Conventional grow tents, on the smaller end, are usually around two feet deep by four feet wide and five feet high. On the larger end, tents can be four feet deep, eight feet wide and seven feet high. Most tents are framed with steel tubing and enveloped with a black canvas exterior, though there are occasional variations in the color and material. The canvas can open in the front or the sides—or both, depending on the design—and are usually closed with zippers. The sides of the canvas will feature one or more cuff-like ports for adding accessories like exhaust fans and filters. Most frames are made with cross members that snap into place, so only minimal assembly is required.

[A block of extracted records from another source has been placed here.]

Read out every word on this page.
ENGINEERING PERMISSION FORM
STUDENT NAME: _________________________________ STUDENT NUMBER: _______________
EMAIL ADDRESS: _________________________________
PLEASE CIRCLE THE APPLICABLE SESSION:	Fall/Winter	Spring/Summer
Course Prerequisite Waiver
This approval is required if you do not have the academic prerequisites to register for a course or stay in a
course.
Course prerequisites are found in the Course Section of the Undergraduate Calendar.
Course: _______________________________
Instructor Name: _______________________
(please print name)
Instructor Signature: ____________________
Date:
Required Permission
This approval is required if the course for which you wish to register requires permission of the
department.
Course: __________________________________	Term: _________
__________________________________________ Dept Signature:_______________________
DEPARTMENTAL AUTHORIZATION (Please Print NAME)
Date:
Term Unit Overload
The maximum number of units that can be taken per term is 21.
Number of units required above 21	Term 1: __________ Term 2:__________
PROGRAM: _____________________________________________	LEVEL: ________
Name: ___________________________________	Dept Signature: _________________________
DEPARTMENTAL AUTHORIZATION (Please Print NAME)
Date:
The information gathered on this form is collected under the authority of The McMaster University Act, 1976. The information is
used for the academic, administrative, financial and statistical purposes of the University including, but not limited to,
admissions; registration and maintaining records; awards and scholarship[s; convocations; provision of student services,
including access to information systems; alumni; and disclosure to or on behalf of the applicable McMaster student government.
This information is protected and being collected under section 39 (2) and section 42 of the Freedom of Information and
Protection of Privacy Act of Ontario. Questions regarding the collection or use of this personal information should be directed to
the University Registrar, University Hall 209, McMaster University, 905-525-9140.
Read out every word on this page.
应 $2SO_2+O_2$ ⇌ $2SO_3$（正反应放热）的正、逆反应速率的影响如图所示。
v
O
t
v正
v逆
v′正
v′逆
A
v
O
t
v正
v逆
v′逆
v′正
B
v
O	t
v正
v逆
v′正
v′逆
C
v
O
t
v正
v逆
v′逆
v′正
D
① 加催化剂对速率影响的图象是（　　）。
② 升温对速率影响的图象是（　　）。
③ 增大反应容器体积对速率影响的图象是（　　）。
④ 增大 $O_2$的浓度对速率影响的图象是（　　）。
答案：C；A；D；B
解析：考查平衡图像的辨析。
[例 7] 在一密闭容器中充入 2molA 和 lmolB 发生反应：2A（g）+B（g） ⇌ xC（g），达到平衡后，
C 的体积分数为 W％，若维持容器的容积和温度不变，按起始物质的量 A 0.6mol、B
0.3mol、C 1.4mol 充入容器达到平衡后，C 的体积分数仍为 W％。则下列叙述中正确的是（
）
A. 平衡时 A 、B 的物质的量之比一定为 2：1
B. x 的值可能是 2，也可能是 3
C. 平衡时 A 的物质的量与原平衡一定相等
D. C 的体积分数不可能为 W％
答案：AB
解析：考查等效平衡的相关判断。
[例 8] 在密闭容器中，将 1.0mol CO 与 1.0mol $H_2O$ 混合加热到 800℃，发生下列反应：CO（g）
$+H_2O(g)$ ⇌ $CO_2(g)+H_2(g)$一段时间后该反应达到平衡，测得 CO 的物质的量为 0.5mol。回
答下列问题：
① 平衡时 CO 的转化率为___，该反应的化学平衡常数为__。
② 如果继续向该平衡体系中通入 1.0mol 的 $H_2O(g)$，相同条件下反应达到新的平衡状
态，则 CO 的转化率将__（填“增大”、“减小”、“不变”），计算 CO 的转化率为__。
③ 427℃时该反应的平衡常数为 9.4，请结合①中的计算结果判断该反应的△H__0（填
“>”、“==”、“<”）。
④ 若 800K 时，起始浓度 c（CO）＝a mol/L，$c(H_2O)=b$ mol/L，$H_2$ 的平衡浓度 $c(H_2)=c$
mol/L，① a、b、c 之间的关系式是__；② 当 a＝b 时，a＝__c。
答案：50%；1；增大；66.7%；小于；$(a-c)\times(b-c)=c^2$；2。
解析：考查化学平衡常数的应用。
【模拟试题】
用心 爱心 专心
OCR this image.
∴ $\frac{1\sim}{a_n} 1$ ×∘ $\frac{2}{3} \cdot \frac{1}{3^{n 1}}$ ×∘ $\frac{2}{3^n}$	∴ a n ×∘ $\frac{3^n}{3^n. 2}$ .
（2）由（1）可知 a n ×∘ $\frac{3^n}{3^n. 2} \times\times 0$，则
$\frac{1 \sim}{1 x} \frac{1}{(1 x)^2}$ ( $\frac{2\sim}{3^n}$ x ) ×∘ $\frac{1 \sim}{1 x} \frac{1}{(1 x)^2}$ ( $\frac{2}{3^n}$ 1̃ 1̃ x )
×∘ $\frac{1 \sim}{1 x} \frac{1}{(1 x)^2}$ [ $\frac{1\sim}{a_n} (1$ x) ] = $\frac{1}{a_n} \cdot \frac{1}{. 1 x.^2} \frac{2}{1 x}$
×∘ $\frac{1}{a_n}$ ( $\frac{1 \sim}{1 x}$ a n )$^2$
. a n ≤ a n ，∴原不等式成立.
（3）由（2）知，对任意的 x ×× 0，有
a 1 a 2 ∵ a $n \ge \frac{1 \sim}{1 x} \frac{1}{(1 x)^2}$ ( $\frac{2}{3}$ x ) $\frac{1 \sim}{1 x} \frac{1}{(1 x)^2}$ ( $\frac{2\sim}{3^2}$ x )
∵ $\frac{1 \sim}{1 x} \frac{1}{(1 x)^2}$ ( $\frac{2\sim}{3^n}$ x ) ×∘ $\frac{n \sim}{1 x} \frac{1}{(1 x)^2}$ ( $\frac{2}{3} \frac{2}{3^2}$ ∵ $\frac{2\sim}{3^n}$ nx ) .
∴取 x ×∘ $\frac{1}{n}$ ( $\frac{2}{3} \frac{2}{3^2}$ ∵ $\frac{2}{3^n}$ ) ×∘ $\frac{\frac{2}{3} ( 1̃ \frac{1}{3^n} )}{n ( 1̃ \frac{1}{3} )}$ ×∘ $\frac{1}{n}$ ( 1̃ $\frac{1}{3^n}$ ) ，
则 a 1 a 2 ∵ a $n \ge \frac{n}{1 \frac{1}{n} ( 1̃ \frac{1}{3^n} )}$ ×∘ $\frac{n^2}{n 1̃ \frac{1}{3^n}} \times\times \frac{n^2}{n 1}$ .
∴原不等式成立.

An HID grow light usually illuminates the inside of the grow tent. The interior of the canvas is most often lined with Mylar or a similar reflective surface. Mylar is preferred, since it offers up to 95% reflectivity, and since HIDs are less efficient than LED grow lights, it’s important to preserve as much of the light as possible. The taller the tent, the more plant trays it can accommodate.

Key Advantages

Grow tents (sometimes called grow boxes) are heat resistant, which can protect their contents from hot climates but also from drops in internal temperature. The temperature inside the tent can be regulated with ventilation, or by simply opening or closing the sides at strategic times. In an outdoor setting, for instance, the sides can be opened during the daytime; and just before the temperature drops at night, the sides can be closed. Many grow tents feature brackets near their ports for mounting an exhaust fan, which can be set to a timer if desired.

A grow tent also offers fantastic protection against pests and mold. A common pest indoors is the spider mite. Spider mites can wreak havoc while going unnoticed by growers, since they’re too small to be easily visible without magnification. Since spider mites thrive in hotter climates—70 degrees and up—their infestation inside a grow tent can be discouraged by keeping the internal temperature down to around 60 degrees. By keeping the humidity level inside the grow tent at or below 50%, and maintaining sufficient light, the tent can significantly prevent the growth of mold, particularly bud mold (also known as gray mold) that can be a serious thread to plants. Dehumidifiers and fans can also keep mold growth in check.

Beware of Plasticides

One of the biggest controversies in the recent past of grow tents is offgassing from plants from linings with plasticides like PVC and polyurethane. Offgassing (also known as outgassing) is the release of potentially toxic chemicals from plastics and volatile organic compounds. The “new car smell” is an example of offgassing whose danger is mitigated by ample ventilation and the low dose inhaled by drivers, but small plants trapped in tightly closed quarters are prone to whitening of the leaves and thinning of the branches.

It used to be common to find grow tents with a white plastic inner lining, but these tents have almost all be recalled or replaced with reflective Mylar interiors, which have the added advantage of being 30% more reflective. Despite the fact that white plastic lined tents are largely out of production, it’s not uncommon to see used models for sale through online auction sites and resellers stuck with old inventory, so be on guard for these units.

The Grow Tent Is Ideal for Home Growers

In the past, many residents of smaller homes and apartments would insist that they lacked the space or the climate to grow anything substantial, but grow tents are perfect for germinating seeds and growing flowers, plants and herbs in the city, in cold regions, or just about any other conditions. With only a few square feet of space, homeowners and apartment dwellers can now try their hand at becoming a grower.